How Can No-Kill Communities Hold the Line? By Sharing the Wealth

One of the stickier problems for our movement is how to move forward from our successes. While it is horrifying to see so many shelters and animal control departments still mired in conditions that would shame a slaughterhouse, it is also disappointing to watch organizations fall from grace, whether abruptly after the loss of a good director or gradually through one decision after another to slide back into a “we-have-no choice-but-to-kill-some” mentality.

My hypothesis is that in the DNA of organizations is programmed for “too many animals” and does not support the necessary adaptation to a universe of doing something other than processing this surplus.

Imagine this scenario – far away in some communities, already achieved in others:

  • Spay/neuter programs have been so successful that there are waiting lists for puppies.
  • TNR is established in the community. Despite detractors and occasional controversies, colonies are healthy and small, and consist of mostly old cats.
  • All dogs, puppies, cats and kittens free from medical or behavioral problems are saved.
  • Strong networks of veterinarians, behavior trainers, and supporters exist, and almost all treatable animals are saved. There is open discourse around what the true thresholds are for irremediably “dangerous” dogs and irremediably suffering animals; every individual killing is based on the situation of that animal.

Now what? How can a successful community truly lead?

In my experience with the San Francisco SPCA, I saw three responses:

  1. Nathan Winograd’s response: launch a replication strategy, first in the form of duplicating San Francisco’s successes in upstate New York, and then in articulating a model, the No-Kill Equation.
  2. Expand the organization’s radius by transferring animals in from other jurisdictions.
  3. Branch out into other animal-related services not directly tied to saving homeless animals, such as extensive humane education and animal-assisted therapy programs.

Focusing solely on the latter two strategies, while grounded in noble impulses, has a pitfall – it tends to lead back to more killing within the original jurisdiction.

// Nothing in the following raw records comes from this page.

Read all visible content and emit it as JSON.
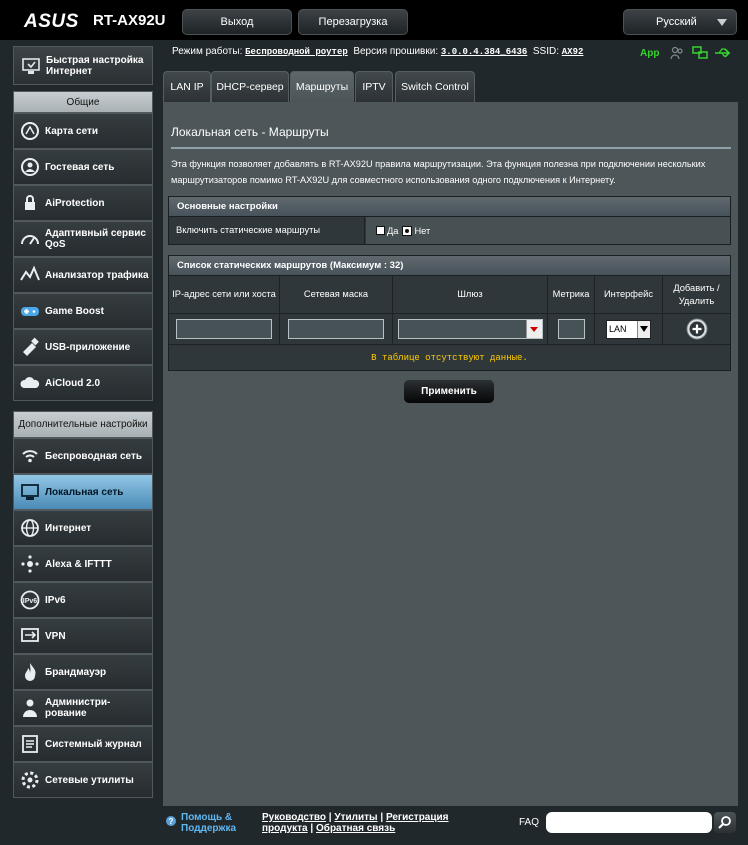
{
  "header": {
    "brand": "ASUS",
    "model": "RT-AX92U",
    "logout_label": "Выход",
    "reboot_label": "Перезагрузка",
    "language": "Русский"
  },
  "status": {
    "mode_label": "Режим работы:",
    "mode_value": "Беспроводной роутер",
    "fw_label": "Версия прошивки:",
    "fw_value": "3.0.0.4.384_6436",
    "ssid_label": "SSID:",
    "ssid_value": "AX92",
    "app_label": "App"
  },
  "sidebar": {
    "quick_setup": "Быстрая настройка Интернет",
    "general_heading": "Общие",
    "general_items": [
      {
        "label": "Карта сети",
        "icon": "network-map-icon"
      },
      {
        "label": "Гостевая сеть",
        "icon": "guest-network-icon"
      },
      {
        "label": "AiProtection",
        "icon": "aiprotection-icon"
      },
      {
        "label": "Адаптивный сервис QoS",
        "icon": "qos-icon"
      },
      {
        "label": "Анализатор трафика",
        "icon": "traffic-analyzer-icon"
      },
      {
        "label": "Game Boost",
        "icon": "game-boost-icon"
      },
      {
        "label": "USB-приложение",
        "icon": "usb-app-icon"
      },
      {
        "label": "AiCloud 2.0",
        "icon": "aicloud-icon"
      }
    ],
    "advanced_heading": "Дополнительные настройки",
    "advanced_items": [
      {
        "label": "Беспроводная сеть",
        "icon": "wireless-icon"
      },
      {
        "label": "Локальная сеть",
        "icon": "lan-icon"
      },
      {
        "label": "Интернет",
        "icon": "wan-icon"
      },
      {
        "label": "Alexa & IFTTT",
        "icon": "alexa-icon"
      },
      {
        "label": "IPv6",
        "icon": "ipv6-icon"
      },
      {
        "label": "VPN",
        "icon": "vpn-icon"
      },
      {
        "label": "Брандмауэр",
        "icon": "firewall-icon"
      },
      {
        "label": "Администри- рование",
        "icon": "admin-icon"
      },
      {
        "label": "Системный журнал",
        "icon": "syslog-icon"
      },
      {
        "label": "Сетевые утилиты",
        "icon": "network-tools-icon"
      }
    ],
    "active_item": "Локальная сеть"
  },
  "tabs": [
    "LAN IP",
    "DHCP-сервер",
    "Маршруты",
    "IPTV",
    "Switch Control"
  ],
  "active_tab": "Маршруты",
  "main": {
    "title": "Локальная сеть - Маршруты",
    "description": "Эта функция позволяет добавлять в RT-AX92U правила маршрутизации. Эта функция полезна при подключении нескольких маршрутизаторов помимо RT-AX92U для совместного использования одного подключения к Интернету.",
    "basic_heading": "Основные настройки",
    "static_label": "Включить статические маршруты",
    "yes_label": "Да",
    "no_label": "Нет",
    "static_enabled": "Нет",
    "list_heading": "Список статических маршрутов (Максимум : 32)",
    "columns": [
      "IP-адрес сети или хоста",
      "Сетевая маска",
      "Шлюз",
      "Метрика",
      "Интерфейс",
      "Добавить / Удалить"
    ],
    "ip_value": "",
    "mask_value": "",
    "gateway_value": "",
    "metric_value": "",
    "interface_value": "LAN",
    "empty_message": "В таблице отсутствуют данные.",
    "apply_label": "Применить"
  },
  "footer": {
    "help_label": "Помощь & Поддержка",
    "manual": "Руководство",
    "utility": "Утилиты",
    "registration": "Регистрация продукта",
    "feedback": "Обратная связь",
    "faq_label": "FAQ",
    "faq_value": ""
  },
  "colors": {
    "accent_active": "#6fa9cf",
    "empty_text": "#ffcc00",
    "app_green": "#36d22e"
  }
}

The import strategy has a limiting factor: physical space. There is some non-infinite number of animals that any one organization can process. If nearby jurisdictions have not implemented spay/neuter programs, are not placing animals for adoption, and continue to kill most of the animals, the successful organization that takes in a handful of animals at a time achieves local homeostasis, saving a given number of animals each year, but the larger problem remains.

What follows is a dropping threshold for the animals in the formerly successful community and defeatist rationales like: “While we spend our resources on saving one sick cat, dozens of others are dying fifty miles away” or “We could be placing ten friendly dogs for adoption in the time it takes to socialize a single shy one.” Faced once again with an oversupply problem, “potentially” dangerous dogs and temporarily sick cats are killed, essentially for reasons of space.

In the meantime, if the donations keep coming in and the organization wants to keep them coming in, the money gets funneled to those other well-meaning but arguably marginal programs. (The ASPCA, to its credit, strategically pulled back on its public dog training classes. They determined that, given the explosion of options on the market, the shelter can refer clients to some wonderful private companies for dog training and focus its own resources on work only it can do.)

In brainstorming this, I’ve been playing with the idea of another way forward, a four-prong approach that can be even be seeded while the NKE is being implemented. Some work can be done in conjunction with life-saving programs and/or without spending additional money:

  • Replicate — In addition to taking individual animals, a private shelter (not tied to taxpayers in a single municipality) might send a mobile spay/neuter van to an outlying community.
  • Educate — A shelter might create a mentoring program that enables administrators from around the country to learn from its own directors.
  • Investigate — A shelter might partner with a university to study outcomes of pit bull adoptions and help create the knowledge that would let us do better by that breed.
  • Innovate – A shelter might try to create some game-changing programs, as the SPCA did when it reached out to San Francisco landlords to open up more dog-friendly homes in the city.